Present Research: Waldfogel’s current research includes a five-year NICHD-funded study of work-family policies and child and family well-being. The focus of this study is how public policies affect parental employment and care arrangements for children, and how these, in turn, affect outcomes for children, youth, and families. Through this project, Waldfogel and collaborators are using data from the CPS to trace the effects of public policies on parental employment decisions in the months surrounding a birth. They are also using data from the ECLS-B (and the U.K. counterpart, the Millennium Cohort Study) to examine paternity leave-taking and its impact on father involvement. Waldfogel is also a co-investigator on the NICHD-funded Fragile Families and Child Well-being Study. She was a member of the team that designed and implemented the in-home study of child abuse and neglect, as well as the in-home assessment of children.
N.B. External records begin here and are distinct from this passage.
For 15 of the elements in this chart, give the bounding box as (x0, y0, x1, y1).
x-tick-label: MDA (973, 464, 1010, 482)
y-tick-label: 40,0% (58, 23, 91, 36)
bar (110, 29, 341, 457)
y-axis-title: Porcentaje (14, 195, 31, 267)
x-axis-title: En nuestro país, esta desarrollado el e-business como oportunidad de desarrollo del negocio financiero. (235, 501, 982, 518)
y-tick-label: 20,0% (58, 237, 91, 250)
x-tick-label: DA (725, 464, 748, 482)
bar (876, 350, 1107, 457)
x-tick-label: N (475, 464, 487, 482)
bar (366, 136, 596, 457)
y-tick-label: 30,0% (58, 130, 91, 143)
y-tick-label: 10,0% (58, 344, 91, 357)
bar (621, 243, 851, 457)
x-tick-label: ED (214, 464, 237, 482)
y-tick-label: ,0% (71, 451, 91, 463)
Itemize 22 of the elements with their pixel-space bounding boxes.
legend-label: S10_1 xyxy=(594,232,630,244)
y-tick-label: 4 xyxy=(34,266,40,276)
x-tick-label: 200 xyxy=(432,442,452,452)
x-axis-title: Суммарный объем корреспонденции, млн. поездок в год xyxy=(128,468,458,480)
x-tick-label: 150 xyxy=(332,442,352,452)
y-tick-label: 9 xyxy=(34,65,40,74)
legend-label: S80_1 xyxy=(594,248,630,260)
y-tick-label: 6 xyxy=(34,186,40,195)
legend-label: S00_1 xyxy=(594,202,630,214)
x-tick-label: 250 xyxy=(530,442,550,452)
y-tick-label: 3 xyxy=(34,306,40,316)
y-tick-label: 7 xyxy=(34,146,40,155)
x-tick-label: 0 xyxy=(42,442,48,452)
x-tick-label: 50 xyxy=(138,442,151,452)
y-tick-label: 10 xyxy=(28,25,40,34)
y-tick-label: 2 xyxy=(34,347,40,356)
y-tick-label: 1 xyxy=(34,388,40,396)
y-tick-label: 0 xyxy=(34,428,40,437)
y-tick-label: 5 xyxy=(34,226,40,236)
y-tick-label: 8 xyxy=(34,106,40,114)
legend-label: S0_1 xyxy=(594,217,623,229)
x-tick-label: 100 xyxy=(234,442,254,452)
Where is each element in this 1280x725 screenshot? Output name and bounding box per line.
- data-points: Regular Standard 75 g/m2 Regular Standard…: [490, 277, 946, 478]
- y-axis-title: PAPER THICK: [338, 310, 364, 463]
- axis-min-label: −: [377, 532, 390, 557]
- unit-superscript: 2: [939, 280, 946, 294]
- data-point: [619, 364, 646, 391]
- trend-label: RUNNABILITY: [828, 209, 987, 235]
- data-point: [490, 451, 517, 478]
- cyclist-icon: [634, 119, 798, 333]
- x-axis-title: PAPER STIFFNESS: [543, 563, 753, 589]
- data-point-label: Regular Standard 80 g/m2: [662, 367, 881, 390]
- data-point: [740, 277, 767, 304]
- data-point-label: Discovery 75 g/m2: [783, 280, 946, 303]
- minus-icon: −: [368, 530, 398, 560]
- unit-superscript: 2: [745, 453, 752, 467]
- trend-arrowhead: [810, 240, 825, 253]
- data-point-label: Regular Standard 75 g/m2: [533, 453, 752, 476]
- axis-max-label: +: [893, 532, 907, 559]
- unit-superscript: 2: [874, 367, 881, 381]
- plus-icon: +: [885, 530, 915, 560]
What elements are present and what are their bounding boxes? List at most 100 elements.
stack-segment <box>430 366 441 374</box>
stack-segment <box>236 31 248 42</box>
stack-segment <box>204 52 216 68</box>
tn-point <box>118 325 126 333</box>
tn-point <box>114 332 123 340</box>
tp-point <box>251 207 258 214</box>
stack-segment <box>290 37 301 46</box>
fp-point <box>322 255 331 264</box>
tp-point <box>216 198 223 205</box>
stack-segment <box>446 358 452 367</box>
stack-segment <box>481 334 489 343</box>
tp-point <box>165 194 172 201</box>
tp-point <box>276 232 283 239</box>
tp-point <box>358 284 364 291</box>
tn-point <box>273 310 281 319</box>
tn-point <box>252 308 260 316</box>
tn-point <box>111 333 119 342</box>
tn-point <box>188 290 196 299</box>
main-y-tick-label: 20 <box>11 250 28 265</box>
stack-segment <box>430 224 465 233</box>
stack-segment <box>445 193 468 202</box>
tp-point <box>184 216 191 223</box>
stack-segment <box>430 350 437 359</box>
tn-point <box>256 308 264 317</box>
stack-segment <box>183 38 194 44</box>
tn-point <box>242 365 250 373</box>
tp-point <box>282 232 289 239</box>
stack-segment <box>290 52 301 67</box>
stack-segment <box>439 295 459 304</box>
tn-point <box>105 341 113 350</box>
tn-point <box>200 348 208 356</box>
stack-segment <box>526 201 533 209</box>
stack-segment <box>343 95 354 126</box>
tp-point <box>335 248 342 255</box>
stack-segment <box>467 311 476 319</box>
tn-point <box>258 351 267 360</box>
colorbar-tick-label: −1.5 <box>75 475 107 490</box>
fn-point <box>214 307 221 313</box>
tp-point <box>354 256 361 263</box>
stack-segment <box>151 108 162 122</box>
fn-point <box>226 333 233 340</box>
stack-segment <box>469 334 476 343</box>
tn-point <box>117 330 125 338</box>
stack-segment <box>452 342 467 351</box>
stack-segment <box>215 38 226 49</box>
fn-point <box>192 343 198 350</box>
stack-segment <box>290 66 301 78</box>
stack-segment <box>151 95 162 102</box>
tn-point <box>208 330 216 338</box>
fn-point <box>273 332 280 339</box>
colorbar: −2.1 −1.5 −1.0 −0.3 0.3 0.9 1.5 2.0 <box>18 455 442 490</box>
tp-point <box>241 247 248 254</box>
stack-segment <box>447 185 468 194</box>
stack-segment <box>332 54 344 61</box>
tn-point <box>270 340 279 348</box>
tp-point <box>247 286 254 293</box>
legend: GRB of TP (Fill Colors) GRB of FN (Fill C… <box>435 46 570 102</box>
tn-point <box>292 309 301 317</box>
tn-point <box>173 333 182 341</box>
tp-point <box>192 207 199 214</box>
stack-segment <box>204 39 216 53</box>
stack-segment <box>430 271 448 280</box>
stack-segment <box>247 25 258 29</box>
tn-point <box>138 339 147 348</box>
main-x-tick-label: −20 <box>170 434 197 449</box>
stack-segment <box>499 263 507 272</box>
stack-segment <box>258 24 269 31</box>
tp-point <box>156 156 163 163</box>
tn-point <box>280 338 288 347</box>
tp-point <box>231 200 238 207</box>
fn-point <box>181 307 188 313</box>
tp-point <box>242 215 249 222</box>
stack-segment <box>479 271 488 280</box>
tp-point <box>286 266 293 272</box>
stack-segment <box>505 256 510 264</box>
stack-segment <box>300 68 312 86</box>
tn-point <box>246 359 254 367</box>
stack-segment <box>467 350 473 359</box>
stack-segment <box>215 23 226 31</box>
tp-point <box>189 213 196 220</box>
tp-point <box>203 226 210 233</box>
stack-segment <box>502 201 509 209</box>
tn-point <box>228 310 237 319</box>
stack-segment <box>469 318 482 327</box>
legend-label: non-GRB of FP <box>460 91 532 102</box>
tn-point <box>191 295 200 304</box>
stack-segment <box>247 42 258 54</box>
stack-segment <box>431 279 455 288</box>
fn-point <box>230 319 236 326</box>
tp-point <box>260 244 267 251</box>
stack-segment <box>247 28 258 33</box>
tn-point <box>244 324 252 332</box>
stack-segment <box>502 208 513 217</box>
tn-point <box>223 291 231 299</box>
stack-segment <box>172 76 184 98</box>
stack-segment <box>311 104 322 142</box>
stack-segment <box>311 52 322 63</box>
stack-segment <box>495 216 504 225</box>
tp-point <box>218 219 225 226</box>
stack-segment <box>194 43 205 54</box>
Her work with the Fragile Families data to date includes studies of income and child development, and the effects of parental employment on child cognition and behavior. She is currently using Fragile Families data from birth to age 5 to analyze the predictors of sub-standard parenting and of involvement with child protective services.
Future Research: In recent years, Waldfogel’s work has increasingly focused on the effects of early childhood care and education policies on child outcomes. Her work has established that children who attend preschool have higher levels of school readiness, with particularly large effects for disadvantaged children and children of immigrants. In future work, she plans to study how school contexts affect the persistence of those gains and inequality of educational achievement, looking at factors such as class size, time spent on instruction, and teaching modality (small group or individual versus large group). She also plans to extend her work on the effects of parental employment and care arrangements to examine school-age children and youth. Finally, a newer area of focus for Waldfogel is children of immigrants. She has published several papers related to children of immigrants already and in future work is particularly interested in studying how children of immigrants fare in school using data from longitudinal studies of children in the U.S. and the U.K., as well as several cross-national datasets.